El relato español es, pues, de raíz tan romántica como el catalán y muy inspirado en el barroco y el postbarroco. No es nostálgico: es de cojones, y vale. El relato catalán es, en cambio, medievalista y nostálgico por necesidad: la añoranza de unas libertades y unas constituciones previas a los estados modernos y el enlace directo con la Renaixença cultural, la industrialización y el modernismo. Esto nos construye una caricatura de agricultores y de tacaños, de desconfiados y pragmáticos, obsesionados con la preservación de las raíces (y el dinero) y cuidadosos de parecer más modernos que nadie.

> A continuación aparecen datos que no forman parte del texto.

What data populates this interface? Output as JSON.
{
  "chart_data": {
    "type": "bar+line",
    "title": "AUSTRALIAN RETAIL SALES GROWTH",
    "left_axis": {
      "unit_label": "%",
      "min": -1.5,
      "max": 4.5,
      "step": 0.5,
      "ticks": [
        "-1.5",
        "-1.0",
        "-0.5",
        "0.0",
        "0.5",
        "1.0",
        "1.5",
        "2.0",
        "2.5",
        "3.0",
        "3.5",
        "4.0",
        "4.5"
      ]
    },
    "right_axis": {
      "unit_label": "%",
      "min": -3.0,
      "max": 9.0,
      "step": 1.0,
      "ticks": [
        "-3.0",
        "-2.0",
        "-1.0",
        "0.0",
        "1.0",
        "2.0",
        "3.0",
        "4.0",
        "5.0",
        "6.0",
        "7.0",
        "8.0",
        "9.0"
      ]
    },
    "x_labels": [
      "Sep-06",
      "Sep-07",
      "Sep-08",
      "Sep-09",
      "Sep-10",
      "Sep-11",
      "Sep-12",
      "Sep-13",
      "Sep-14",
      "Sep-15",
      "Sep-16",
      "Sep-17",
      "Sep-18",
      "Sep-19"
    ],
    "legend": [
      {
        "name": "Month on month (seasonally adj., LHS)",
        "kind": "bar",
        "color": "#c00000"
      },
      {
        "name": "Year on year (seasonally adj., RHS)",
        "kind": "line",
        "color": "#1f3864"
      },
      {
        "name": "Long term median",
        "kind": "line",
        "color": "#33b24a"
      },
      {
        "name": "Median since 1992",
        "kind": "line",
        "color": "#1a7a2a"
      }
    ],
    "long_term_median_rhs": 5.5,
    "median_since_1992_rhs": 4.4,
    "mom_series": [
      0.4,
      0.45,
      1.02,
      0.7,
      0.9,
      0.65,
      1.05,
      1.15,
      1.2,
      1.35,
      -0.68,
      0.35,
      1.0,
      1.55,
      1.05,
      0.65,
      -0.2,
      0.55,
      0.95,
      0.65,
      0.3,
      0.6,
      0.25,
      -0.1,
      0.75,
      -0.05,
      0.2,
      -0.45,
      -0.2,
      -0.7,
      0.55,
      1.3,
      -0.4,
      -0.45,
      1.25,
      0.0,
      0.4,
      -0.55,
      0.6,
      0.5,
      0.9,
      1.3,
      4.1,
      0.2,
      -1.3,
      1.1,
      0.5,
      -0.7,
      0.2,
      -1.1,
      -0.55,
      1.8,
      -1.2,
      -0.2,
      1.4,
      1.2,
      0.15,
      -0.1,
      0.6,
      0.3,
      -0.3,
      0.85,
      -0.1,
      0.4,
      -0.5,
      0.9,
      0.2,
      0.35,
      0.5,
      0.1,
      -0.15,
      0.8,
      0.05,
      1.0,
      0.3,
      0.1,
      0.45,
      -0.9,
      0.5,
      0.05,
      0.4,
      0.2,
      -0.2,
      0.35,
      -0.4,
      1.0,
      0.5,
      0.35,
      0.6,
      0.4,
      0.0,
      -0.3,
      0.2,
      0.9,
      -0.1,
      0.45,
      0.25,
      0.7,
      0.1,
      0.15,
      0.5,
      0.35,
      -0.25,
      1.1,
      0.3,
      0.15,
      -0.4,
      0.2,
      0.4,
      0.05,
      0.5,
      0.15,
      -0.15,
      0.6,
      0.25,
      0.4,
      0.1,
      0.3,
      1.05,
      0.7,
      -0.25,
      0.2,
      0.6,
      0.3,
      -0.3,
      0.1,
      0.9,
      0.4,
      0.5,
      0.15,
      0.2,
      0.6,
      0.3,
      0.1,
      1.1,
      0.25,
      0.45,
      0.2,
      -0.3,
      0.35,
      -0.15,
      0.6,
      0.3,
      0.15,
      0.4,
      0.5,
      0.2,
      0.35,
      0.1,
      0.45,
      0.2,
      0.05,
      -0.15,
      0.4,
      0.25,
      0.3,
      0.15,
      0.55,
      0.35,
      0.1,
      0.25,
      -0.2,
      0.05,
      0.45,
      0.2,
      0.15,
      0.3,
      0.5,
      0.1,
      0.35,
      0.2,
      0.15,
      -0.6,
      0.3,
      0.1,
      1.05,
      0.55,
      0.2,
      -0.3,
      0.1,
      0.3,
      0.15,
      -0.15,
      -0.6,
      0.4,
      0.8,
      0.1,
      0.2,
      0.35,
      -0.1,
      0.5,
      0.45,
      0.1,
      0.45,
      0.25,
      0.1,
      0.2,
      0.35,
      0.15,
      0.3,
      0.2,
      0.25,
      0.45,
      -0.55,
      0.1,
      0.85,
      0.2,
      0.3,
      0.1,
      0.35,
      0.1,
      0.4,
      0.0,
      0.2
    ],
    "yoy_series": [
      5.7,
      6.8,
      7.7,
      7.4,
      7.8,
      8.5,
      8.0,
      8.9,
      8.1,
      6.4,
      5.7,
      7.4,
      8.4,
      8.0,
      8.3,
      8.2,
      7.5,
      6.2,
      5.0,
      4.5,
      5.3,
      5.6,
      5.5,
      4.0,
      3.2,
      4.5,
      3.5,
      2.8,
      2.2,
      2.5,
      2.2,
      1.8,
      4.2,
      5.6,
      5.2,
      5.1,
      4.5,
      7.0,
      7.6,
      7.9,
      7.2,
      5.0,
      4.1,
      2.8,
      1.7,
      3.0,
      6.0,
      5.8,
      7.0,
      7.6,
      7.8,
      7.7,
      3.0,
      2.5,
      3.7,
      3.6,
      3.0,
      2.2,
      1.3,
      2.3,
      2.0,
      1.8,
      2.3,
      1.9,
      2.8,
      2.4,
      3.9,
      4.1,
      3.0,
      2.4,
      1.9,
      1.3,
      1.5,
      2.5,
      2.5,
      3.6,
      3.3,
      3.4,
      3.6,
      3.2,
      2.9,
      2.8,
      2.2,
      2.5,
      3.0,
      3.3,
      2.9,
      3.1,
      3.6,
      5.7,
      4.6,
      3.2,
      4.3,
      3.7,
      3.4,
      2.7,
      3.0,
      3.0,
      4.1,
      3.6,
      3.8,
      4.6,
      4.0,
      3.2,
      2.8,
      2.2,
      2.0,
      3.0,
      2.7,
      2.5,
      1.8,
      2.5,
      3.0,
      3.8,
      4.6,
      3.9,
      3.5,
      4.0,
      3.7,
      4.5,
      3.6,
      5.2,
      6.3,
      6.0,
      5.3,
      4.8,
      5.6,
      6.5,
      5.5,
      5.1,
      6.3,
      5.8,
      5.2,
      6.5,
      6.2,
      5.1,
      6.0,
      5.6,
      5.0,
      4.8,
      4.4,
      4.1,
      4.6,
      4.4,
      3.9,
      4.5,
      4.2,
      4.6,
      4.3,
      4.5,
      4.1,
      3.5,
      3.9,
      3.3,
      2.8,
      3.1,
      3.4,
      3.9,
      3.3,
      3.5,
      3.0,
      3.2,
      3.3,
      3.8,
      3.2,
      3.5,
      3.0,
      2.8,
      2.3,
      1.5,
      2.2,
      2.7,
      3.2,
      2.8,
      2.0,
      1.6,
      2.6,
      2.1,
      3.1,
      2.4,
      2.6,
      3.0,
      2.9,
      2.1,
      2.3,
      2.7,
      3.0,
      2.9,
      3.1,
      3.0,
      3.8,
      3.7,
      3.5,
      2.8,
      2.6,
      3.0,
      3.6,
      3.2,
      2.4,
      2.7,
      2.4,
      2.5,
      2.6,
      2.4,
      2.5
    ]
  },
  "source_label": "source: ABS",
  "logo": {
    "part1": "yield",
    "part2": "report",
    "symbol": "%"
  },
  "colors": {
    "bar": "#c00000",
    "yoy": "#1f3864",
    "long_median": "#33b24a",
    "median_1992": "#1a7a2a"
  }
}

No creo que esto sea muy compatible, hoy en día, con un imaginario basado en las pasiones, la sangre y el sol. Mientras escribo me doy cuenta de que tenemos un estereotipo racionalista, en contraste con el estereotipo emocional y vitalista español. Tal vez las emociones las emitimos de otra manera: a través de la reivindicación nacional, de la defensa de la lengua y del recuerdo (nostálgico) de demasiados siglos sin autogobierno. Nuestra emoción pasa más filtros, no torea un animal a la luz de la luna sino que construye ordenadas torres humanas, escribe gramáticas, cuenta para bailar o se numera para hacer manifestaciones. Son dos romanticismos diferentes, pero romanticismos ambos, y crean relatos diferentes porque tienen (y quieren tener) una visión diferente del mundo. No importa si en Cataluña hubo muchos toros y si algún Cabré se llevó a Ava Gardner a la cama, en el espejo queremos ver otra cosa. No ahora, sino ya desde aquel siglo XIX en el que se hacían los relatos. Y todo el mundo sabe que los relatos no tienen por qué ser del todo ciertos, pero deben ser verosímiles: quizás por eso, aquí nunca han triunfado los cuentos de hadas federalistas.